Прохожу в туалет, делаю дело, смываю, и мою руки. Заодно осматриваю Анин арсенал «мыльно-рыльных» средств, как их называют в народе.

Арсенальчик скудный: щетка-паста, шампунь (дорогой), интимное мыло, непонятный флакончик и какой-то гель, который, наверное, по представлению любого парня, девушка может нанести себе на любую часть тела с равным результатом. И, собственно, все. Никаких больше лосьонов, кремов и прочих пенок, дезодорантов, муссов, масел и спреев. Будто я оказался в личной уборной девушки-морпеха где-то в Форт-Брэгге.

Тем не менее, эти немногие мины баночек и снаряды флаконов источают запах. Такой приятный и нежный запах, какой может быть лишь в женской ванной, либо же в точке сходки большого девичника.

И тем вдвойне удивительно, что в эту радугу запахов грубо вплетается легкий запах… чего? Бензина? Похоже.

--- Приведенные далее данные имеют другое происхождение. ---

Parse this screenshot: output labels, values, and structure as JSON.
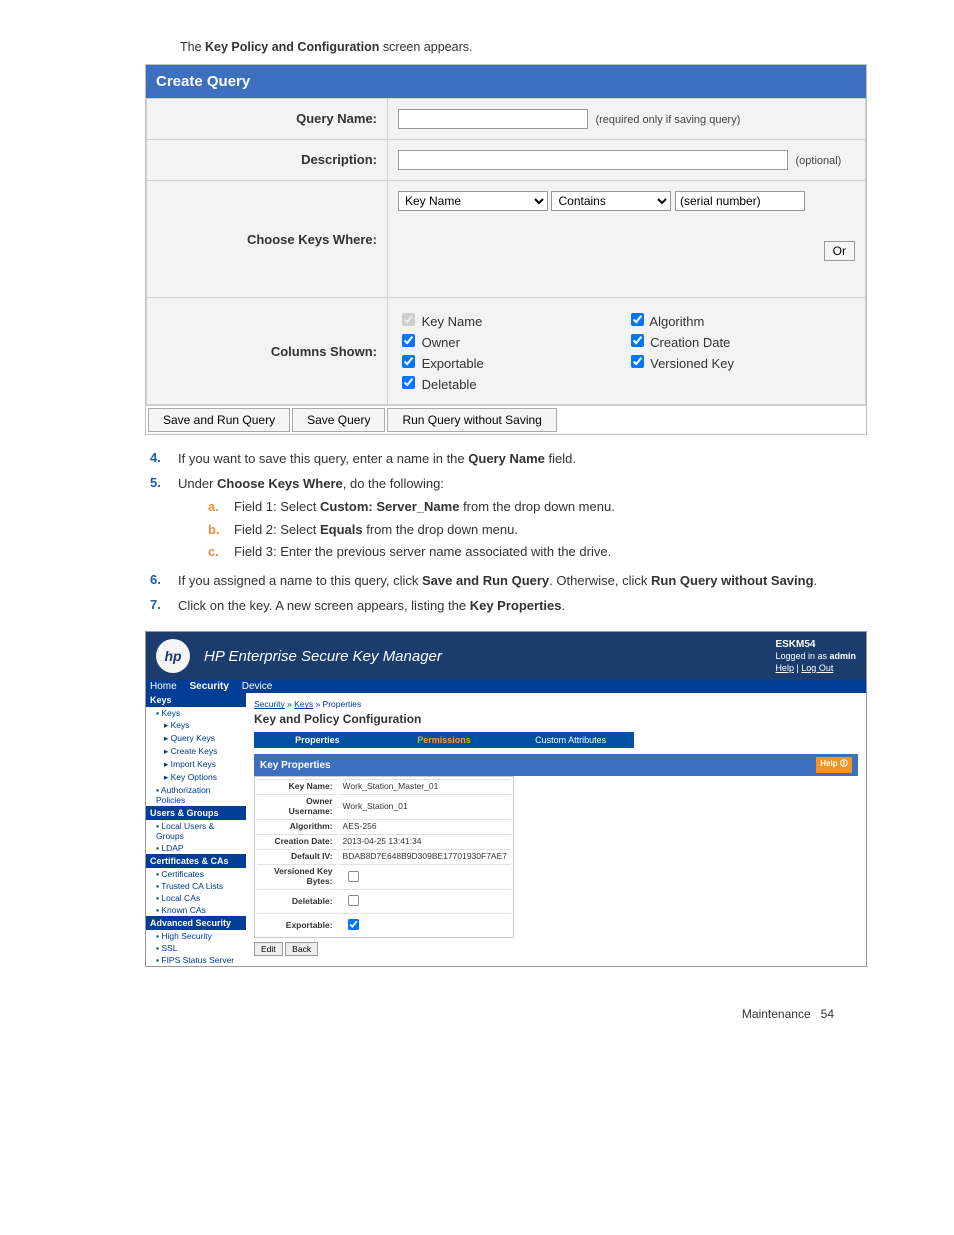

Он, запах этот, не назойливый, но не дает забыть о себе, раз уж я ткнул в него свои ноздри.

Аккуратно осматриваюсь, будто Аня и впрямь ворвется сюда в любой момент, желая застать меня за чем-то неприличным, или просто в неловком положении. Наконец встаю на четвереньки. Заглядываю под ванную.